Transferring to the Judge Advocate General's Corps ( JAG ), from May to October 1916 he served under General John J. Pershing in Mexico with the Pancho Villa Expedition.
promoted to Captain on July 1, 1916, he transferred to the JAG headquarters in Washington, D. C., in October 1916.
He was promoted to Major on May 15, 1917, and to Lieutenant Colonel on August 5, 1917.
He was named Deputy Provost Marshal General in October 1917, and the same month was named to a Department of War committee on military training ( the U. S. had entered World War I on April 6, 1917 ).
As a Captain, Johnson helped co-author the regulations implementing the Selective Service Act of 1917.
Without Congressional authorization, he ordered completed several of the initial first steps needed to implement the draft.
The action could have led to his court-martial had Congress not acted ( a month later ) to pass the conscription law.
He was promoted to Colonel on January 8, 1918, and to Brigadier General on April 15, 1918.
At the time of his promotion, he was the youngest person to reach the rank of Brigadier General since the Civil War, and the youngest West Point graduate to remain continuously in the service who had ever reached the rank.
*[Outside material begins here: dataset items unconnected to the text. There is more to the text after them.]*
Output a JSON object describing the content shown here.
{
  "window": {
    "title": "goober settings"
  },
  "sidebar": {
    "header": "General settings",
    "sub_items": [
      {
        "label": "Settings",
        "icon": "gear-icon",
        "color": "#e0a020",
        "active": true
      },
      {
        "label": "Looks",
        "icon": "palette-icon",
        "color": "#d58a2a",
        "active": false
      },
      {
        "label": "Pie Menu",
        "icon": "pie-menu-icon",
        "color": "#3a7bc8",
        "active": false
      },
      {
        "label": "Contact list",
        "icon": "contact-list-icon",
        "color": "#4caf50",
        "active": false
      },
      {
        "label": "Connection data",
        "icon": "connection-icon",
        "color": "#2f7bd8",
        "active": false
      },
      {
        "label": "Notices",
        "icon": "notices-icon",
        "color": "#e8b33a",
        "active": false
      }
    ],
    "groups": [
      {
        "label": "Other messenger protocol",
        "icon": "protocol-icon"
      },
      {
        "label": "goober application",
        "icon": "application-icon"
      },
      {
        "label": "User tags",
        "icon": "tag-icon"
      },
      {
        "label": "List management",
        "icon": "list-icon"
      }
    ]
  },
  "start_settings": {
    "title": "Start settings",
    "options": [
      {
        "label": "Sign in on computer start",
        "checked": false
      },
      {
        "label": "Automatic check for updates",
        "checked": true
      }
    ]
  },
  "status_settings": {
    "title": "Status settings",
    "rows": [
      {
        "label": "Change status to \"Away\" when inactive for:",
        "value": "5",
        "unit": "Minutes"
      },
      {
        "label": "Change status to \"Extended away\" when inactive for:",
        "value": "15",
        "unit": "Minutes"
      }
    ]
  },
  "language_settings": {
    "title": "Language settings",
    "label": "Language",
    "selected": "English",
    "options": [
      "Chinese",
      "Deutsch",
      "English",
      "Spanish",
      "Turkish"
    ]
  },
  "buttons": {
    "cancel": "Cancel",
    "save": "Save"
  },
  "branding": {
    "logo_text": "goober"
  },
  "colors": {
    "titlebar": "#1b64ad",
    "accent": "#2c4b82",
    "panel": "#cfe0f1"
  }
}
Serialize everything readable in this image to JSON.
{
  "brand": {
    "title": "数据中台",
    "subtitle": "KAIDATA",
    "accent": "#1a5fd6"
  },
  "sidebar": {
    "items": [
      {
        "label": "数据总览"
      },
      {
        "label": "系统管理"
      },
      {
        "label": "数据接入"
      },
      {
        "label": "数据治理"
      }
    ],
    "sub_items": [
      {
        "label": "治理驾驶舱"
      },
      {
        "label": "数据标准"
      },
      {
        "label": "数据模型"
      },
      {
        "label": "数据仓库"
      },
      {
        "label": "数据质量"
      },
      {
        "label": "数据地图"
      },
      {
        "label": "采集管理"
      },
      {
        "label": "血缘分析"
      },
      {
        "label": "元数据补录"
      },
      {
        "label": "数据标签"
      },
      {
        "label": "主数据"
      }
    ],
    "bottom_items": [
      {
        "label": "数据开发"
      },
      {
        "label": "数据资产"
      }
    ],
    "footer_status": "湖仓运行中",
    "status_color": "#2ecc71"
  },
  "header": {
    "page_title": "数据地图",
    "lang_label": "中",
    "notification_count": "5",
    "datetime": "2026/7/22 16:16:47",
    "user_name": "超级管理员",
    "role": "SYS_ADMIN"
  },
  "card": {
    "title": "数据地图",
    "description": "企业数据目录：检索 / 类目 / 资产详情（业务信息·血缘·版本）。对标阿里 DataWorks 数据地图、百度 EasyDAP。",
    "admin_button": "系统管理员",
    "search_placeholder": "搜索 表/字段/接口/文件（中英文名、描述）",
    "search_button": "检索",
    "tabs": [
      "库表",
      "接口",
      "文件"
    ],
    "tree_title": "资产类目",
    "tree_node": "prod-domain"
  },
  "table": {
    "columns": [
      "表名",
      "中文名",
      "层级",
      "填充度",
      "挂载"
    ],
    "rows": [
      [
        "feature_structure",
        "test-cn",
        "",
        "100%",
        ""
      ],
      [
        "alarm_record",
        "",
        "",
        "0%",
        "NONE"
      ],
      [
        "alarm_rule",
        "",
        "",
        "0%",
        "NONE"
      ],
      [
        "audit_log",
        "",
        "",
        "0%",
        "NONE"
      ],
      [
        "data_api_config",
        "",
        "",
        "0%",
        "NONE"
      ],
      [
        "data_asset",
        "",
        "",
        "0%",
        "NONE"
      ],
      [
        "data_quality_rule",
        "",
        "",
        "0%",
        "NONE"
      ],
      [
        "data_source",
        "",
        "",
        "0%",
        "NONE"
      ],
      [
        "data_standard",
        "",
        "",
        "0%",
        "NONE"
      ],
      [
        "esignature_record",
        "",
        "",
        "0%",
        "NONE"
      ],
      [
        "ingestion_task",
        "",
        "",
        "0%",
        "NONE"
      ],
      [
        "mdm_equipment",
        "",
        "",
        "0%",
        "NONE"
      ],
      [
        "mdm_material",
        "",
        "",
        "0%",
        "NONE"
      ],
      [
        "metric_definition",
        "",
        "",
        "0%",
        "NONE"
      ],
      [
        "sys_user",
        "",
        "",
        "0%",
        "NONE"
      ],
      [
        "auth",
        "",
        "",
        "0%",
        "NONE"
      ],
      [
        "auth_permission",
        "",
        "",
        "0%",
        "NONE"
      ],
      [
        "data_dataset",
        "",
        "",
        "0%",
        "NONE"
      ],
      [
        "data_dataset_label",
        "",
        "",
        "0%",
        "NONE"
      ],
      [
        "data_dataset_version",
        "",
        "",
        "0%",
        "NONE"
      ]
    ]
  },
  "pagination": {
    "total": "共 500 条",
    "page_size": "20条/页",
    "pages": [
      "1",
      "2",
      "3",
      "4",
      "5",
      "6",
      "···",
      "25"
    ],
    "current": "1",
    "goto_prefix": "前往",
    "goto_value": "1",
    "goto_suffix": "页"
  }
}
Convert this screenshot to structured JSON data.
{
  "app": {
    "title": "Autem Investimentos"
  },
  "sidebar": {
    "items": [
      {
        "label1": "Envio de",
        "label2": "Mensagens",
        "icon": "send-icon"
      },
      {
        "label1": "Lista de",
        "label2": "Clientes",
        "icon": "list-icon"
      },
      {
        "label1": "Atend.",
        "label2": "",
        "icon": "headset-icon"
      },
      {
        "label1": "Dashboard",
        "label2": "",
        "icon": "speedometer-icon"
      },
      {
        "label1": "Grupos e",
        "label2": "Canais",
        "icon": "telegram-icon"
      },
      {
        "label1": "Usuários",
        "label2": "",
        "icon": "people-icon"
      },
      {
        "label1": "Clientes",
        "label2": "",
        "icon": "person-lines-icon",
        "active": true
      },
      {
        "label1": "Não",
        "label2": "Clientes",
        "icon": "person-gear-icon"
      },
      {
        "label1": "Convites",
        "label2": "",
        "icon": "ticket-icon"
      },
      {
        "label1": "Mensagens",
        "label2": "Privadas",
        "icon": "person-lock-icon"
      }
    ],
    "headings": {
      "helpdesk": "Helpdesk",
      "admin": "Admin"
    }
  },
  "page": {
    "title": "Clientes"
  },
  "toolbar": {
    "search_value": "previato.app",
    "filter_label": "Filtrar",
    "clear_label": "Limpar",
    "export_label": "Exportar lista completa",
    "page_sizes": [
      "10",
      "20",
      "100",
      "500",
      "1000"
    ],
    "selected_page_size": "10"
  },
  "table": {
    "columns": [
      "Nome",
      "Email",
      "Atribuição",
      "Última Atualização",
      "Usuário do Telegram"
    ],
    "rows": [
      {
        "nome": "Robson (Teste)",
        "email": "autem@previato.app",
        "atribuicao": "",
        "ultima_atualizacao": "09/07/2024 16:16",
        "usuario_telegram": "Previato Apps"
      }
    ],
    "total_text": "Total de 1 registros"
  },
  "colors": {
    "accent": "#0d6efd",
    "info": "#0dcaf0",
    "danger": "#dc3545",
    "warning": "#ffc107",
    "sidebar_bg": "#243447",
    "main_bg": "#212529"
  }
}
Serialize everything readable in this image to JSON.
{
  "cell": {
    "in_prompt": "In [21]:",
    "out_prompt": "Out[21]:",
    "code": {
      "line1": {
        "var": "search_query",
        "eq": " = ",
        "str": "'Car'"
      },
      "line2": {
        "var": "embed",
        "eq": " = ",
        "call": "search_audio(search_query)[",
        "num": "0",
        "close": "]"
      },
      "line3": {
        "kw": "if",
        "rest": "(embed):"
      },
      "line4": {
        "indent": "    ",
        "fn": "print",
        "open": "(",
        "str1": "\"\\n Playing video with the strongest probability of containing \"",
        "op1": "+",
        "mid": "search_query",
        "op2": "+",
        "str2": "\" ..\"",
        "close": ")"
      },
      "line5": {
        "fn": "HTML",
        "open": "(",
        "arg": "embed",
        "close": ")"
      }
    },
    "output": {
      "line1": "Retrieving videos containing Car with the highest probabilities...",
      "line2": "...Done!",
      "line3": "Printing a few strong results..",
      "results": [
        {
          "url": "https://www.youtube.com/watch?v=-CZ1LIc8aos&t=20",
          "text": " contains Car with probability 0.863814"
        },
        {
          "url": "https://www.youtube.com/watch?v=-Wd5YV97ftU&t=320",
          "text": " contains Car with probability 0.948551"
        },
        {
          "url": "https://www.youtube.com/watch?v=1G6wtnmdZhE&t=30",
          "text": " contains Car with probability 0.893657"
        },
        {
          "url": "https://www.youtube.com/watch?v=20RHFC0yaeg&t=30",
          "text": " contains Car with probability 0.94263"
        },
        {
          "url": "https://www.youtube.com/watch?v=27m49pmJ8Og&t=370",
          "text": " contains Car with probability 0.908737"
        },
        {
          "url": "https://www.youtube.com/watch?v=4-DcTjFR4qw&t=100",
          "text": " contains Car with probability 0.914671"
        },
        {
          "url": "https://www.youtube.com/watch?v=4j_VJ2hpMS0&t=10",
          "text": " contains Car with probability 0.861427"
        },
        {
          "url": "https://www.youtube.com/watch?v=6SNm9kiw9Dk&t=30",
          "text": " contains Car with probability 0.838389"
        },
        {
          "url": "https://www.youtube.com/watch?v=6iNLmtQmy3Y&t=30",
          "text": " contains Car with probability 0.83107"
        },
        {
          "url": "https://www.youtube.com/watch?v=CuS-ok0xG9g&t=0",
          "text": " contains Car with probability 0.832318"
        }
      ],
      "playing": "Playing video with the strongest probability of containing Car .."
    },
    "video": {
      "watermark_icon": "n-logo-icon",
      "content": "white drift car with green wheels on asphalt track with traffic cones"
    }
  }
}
Ohl ( 1985 ) finds that Johnson was an excellent second-in-command during the war in the Office of the Provost Marshal under Brigadier General Enoch H. Crowder as long as he was closely watched and tightly supervised.
His considerable talents were effectively drawn upon in the planning and implementation of the registration and draft before and during the conflict.
However he was never able to work smoothly with others.